Second, Sparrow wallet makes multi-sig setup a breeze. To start, it’s open-source. The UI is so much more user friendly than electrum and it automatically prompts super important steps (like downloading the backup script to restore the wallet). It has been formatted to work seamlessly with almost all the major hardware wallets.
Finally, why multi-vendor multi-sig? Why not just 3 coldcards in a 2-of-3 setup or 5 trezors in a 3-of-5 setup? By creating a setup where no vendor has a quorum of keys (e.g. 2 coldcards, 2 bitboxes, 1 trezor), you remove that tiny little worry that one of the companies could be malicious and has somehow gotten your keys (either via a USB connection or incomplete entropy at key generation).
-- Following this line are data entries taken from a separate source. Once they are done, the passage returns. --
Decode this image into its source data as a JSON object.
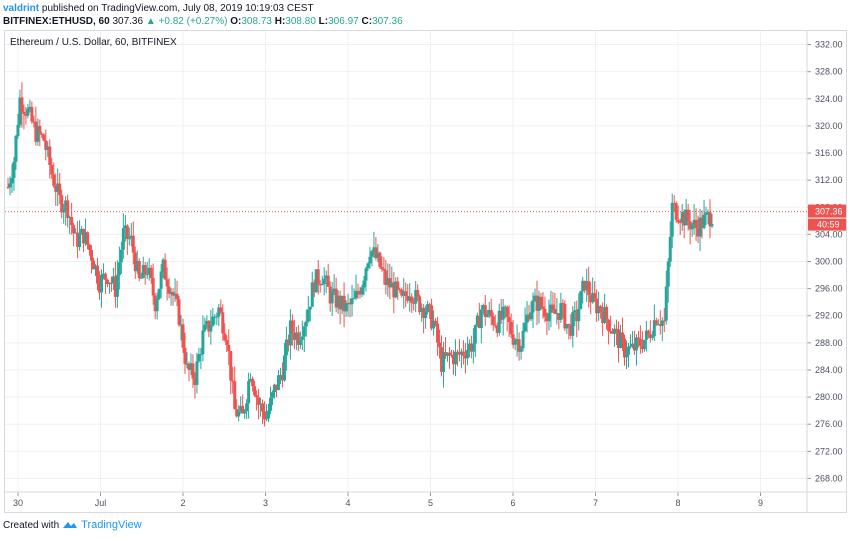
{
  "header": {
    "user": "valdrint",
    "published": "published on TradingView.com, July 08, 2019 10:19:03 CEST",
    "symbol": "BITFINEX:ETHUSD, 60",
    "last": "307.36",
    "change": "+0.82 (+0.27%)",
    "o_label": "O:",
    "o": "308.73",
    "h_label": "H:",
    "h": "308.80",
    "l_label": "L:",
    "l": "306.97",
    "c_label": "C:",
    "c": "307.36"
  },
  "chart_title": "Ethereum / U.S. Dollar, 60, BITFINEX",
  "footer": {
    "created_with": "Created with",
    "brand": "TradingView"
  },
  "colors": {
    "up": "#26a69a",
    "down": "#ef5350",
    "grid": "#eef0f3",
    "price_line": "#ef5350"
  },
  "chart_data": {
    "type": "candlestick",
    "title": "Ethereum / U.S. Dollar, 60, BITFINEX",
    "ylim": [
      266,
      334
    ],
    "y_ticks": [
      "332.00",
      "328.00",
      "324.00",
      "320.00",
      "316.00",
      "312.00",
      "308.00",
      "304.00",
      "300.00",
      "296.00",
      "292.00",
      "288.00",
      "284.00",
      "280.00",
      "276.00",
      "272.00",
      "268.00"
    ],
    "x_ticks": [
      "30",
      "Jul",
      "2",
      "3",
      "4",
      "5",
      "6",
      "7",
      "8",
      "9"
    ],
    "current_price": 307.36,
    "current_price_label": "307.36",
    "countdown_label": "40:59",
    "grid": true,
    "price_anchors": [
      [
        0,
        311
      ],
      [
        3,
        315
      ],
      [
        6,
        324
      ],
      [
        10,
        322
      ],
      [
        14,
        319
      ],
      [
        18,
        318
      ],
      [
        22,
        313
      ],
      [
        26,
        309
      ],
      [
        30,
        308
      ],
      [
        34,
        303
      ],
      [
        38,
        304
      ],
      [
        42,
        301
      ],
      [
        46,
        297
      ],
      [
        50,
        298
      ],
      [
        54,
        296
      ],
      [
        58,
        304
      ],
      [
        62,
        303
      ],
      [
        66,
        297
      ],
      [
        70,
        299
      ],
      [
        74,
        294
      ],
      [
        78,
        299
      ],
      [
        82,
        296
      ],
      [
        86,
        292
      ],
      [
        90,
        284
      ],
      [
        94,
        283
      ],
      [
        98,
        289
      ],
      [
        102,
        291
      ],
      [
        106,
        293
      ],
      [
        110,
        289
      ],
      [
        114,
        278
      ],
      [
        118,
        277
      ],
      [
        122,
        284
      ],
      [
        126,
        279
      ],
      [
        130,
        277
      ],
      [
        134,
        281
      ],
      [
        138,
        284
      ],
      [
        142,
        290
      ],
      [
        146,
        289
      ],
      [
        150,
        292
      ],
      [
        154,
        297
      ],
      [
        158,
        298
      ],
      [
        162,
        295
      ],
      [
        166,
        294
      ],
      [
        170,
        293
      ],
      [
        174,
        294
      ],
      [
        178,
        297
      ],
      [
        182,
        302
      ],
      [
        186,
        300
      ],
      [
        190,
        297
      ],
      [
        194,
        296
      ],
      [
        198,
        294
      ],
      [
        202,
        296
      ],
      [
        206,
        294
      ],
      [
        210,
        293
      ],
      [
        214,
        291
      ],
      [
        218,
        285
      ],
      [
        222,
        286
      ],
      [
        226,
        286
      ],
      [
        230,
        287
      ],
      [
        234,
        288
      ],
      [
        238,
        293
      ],
      [
        242,
        292
      ],
      [
        246,
        291
      ],
      [
        250,
        292
      ],
      [
        254,
        289
      ],
      [
        258,
        288
      ],
      [
        262,
        293
      ],
      [
        266,
        294
      ],
      [
        270,
        293
      ],
      [
        274,
        292
      ],
      [
        278,
        293
      ],
      [
        282,
        290
      ],
      [
        286,
        292
      ],
      [
        290,
        297
      ],
      [
        294,
        294
      ],
      [
        298,
        293
      ],
      [
        302,
        291
      ],
      [
        306,
        289
      ],
      [
        310,
        287
      ],
      [
        314,
        287
      ],
      [
        318,
        288
      ],
      [
        322,
        289
      ],
      [
        326,
        292
      ],
      [
        330,
        291
      ],
      [
        334,
        308
      ],
      [
        338,
        307
      ],
      [
        342,
        306
      ],
      [
        346,
        305
      ],
      [
        350,
        306
      ],
      [
        354,
        307
      ]
    ]
  }
}
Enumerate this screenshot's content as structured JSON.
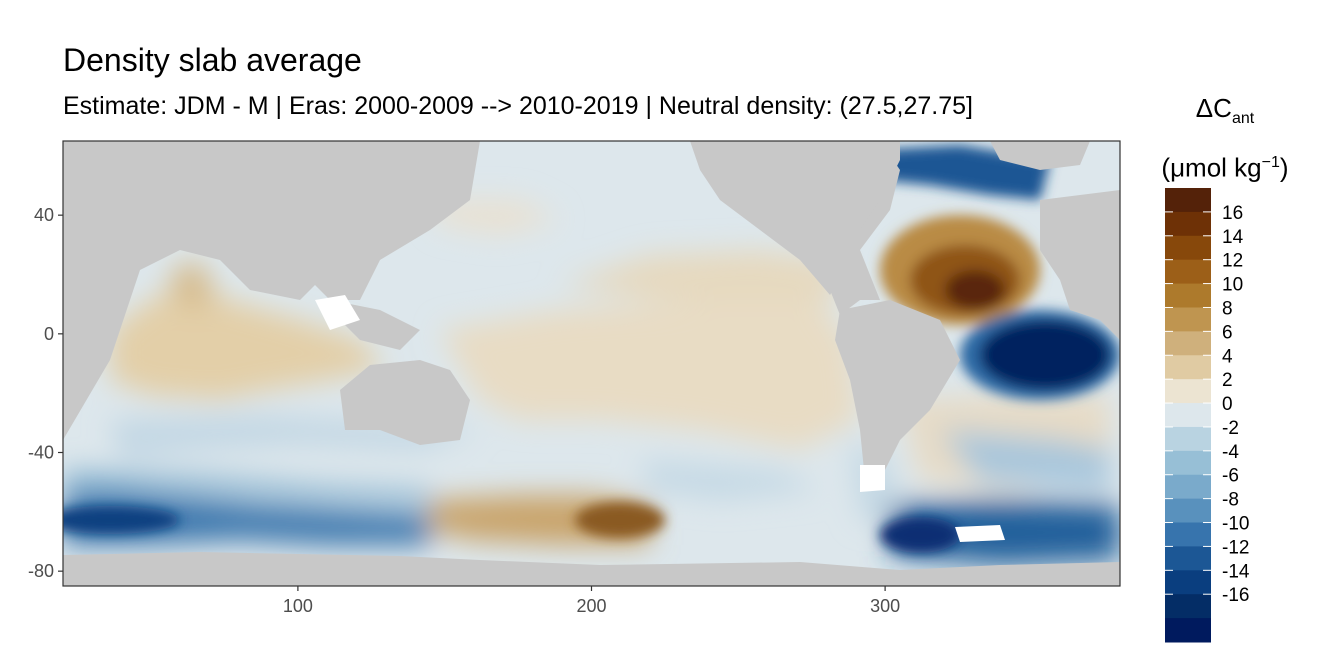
{
  "chart_data": {
    "type": "heatmap",
    "title": "Density slab average",
    "subtitle": "Estimate: JDM - M | Eras: 2000-2009 --> 2010-2019 | Neutral density: (27.5,27.75]",
    "legend_title": {
      "symbol": "ΔC",
      "subscript": "ant",
      "unit_prefix": "(μmol kg",
      "unit_sup": "−1",
      "unit_suffix": ")"
    },
    "xlim": [
      20,
      380
    ],
    "ylim": [
      -85,
      65
    ],
    "x_ticks": [
      100,
      200,
      300
    ],
    "y_ticks": [
      40,
      0,
      -40,
      -80
    ],
    "legend_breaks": [
      16,
      14,
      12,
      10,
      8,
      6,
      4,
      2,
      0,
      -2,
      -4,
      -6,
      -8,
      -10,
      -12,
      -14,
      -16
    ],
    "legend_colors": [
      "#542209",
      "#6e3106",
      "#87480b",
      "#9c5f18",
      "#ad7a2c",
      "#bf9550",
      "#cfb07c",
      "#e0cba3",
      "#ece4d2",
      "#dde7ec",
      "#b9d3e1",
      "#97bfd6",
      "#7aaacb",
      "#5991bd",
      "#3774ad",
      "#1c5795",
      "#0a3e7f",
      "#042d66",
      "#001a5e"
    ],
    "land_color": "#c8c8c8",
    "features": [
      {
        "name": "atlantic-positive",
        "lon": 335,
        "lat": 15,
        "value": 16
      },
      {
        "name": "atlantic-negative",
        "lon": 345,
        "lat": -5,
        "value": -16
      },
      {
        "name": "south-pacific-positive",
        "lon": 210,
        "lat": -63,
        "value": 10
      },
      {
        "name": "southern-ocean-negative",
        "lon": 320,
        "lat": -67,
        "value": -14
      },
      {
        "name": "north-atlantic-negative",
        "lon": 330,
        "lat": 58,
        "value": -12
      }
    ]
  }
}
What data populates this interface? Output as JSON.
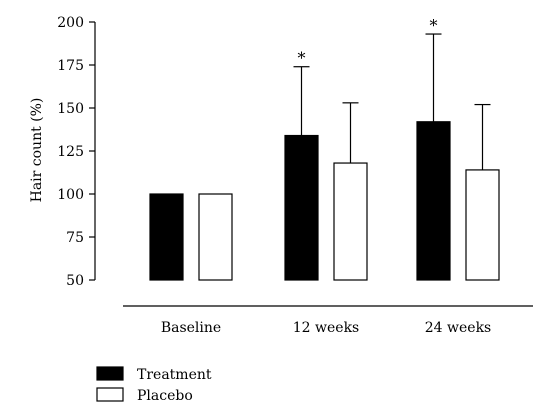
{
  "chart_data": {
    "type": "bar",
    "ylabel": "Hair count (%)",
    "xlabel": "",
    "ylim": [
      50,
      200
    ],
    "yticks": [
      50,
      75,
      100,
      125,
      150,
      175,
      200
    ],
    "ytick_labels": [
      "50",
      "75",
      "100",
      "125",
      "150",
      "175",
      "200"
    ],
    "categories": [
      "Baseline",
      "12 weeks",
      "24 weeks"
    ],
    "series": [
      {
        "name": "Treatment",
        "color": "#000000",
        "values": [
          100,
          134,
          142
        ],
        "error_upper": [
          null,
          174,
          193
        ],
        "significance": [
          "",
          "*",
          "*"
        ]
      },
      {
        "name": "Placebo",
        "color": "#ffffff",
        "values": [
          100,
          118,
          114
        ],
        "error_upper": [
          null,
          153,
          152
        ],
        "significance": [
          "",
          "",
          ""
        ]
      }
    ],
    "legend_placement": "bottom-left",
    "grid": false
  }
}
Or that you’ve been the target of a supply chain attack. Technically, you should even be able to trust closed source hardware wallets (e.g. ledger) in a setup like this. Still recommending open source though, as a matter of principle in the bitcoin space.
However, if you go down this route, these are the absolute imperatives to setting up a multi-sig wallet:
1. YOU MUST BACKUP YOUR WALLET AND STORE A COPY OF ALL THE XPUBS (preferably in both electronic and physical form). If you need to restore your wallet from scratch, you will need the xpubs of ALL the keys, not just a quorum. This is by far the biggest pitfall of multi-sig. Luckily, Sparrow prompts you to create this backup at the time of wallet creation.
2. At least 1 (preferably all) of your hardware wallets needs to be able to verify the multi-sig wallet (including the XPUBs) of ALL signers ON THE DEVICE. I won’t go into too much detail, but malware could insert additional cosigners at the time of wallet creation, so you need an external validation of the wallet setup. Hardware wallets that I know can do this from personal experience are bitbox, coldcard, and foundation passport. I’m sure there are others but I can’t speak to those.
3. This applies to both single and multi-sig, but you should always verify send and receive addresses on the hardware device itself. I will plug for foundation passport on this one. They make receive address verification via QR code very streamlined.
There’s a lot more to the actual use of multisig, including using PSBTs with certain hardware wallets, but these actually don’t differ from single-sig, other than having to do it multiple times rather than just once per transaction.
I could go on and on about other aspects (2-of-3 vs 3-of 5, storage location of keys, seedless setups), but this post is getting long. If you are interested in seeing sparrow in action with multi-sig, here’s a great video that finally prompted me to go with Sparrow: [https://www.youtube.com/watch?v=qJ_SpQX_YKw](https://www.youtube.com/watch?v=qJ_SpQX_YKw) (Multisig starts at 25:04).
This is what I use. For hardware wallets, I use coldcard and bitbox. And I also have a node running.
Complexity is the enemy of security.
I was just talking about this yesterday with someone on here in a different sub. I’m really liking sparrow. I’m leaning towards multi with unchained at this point.
How many pairs of eyes are reviewing the Sparrow code?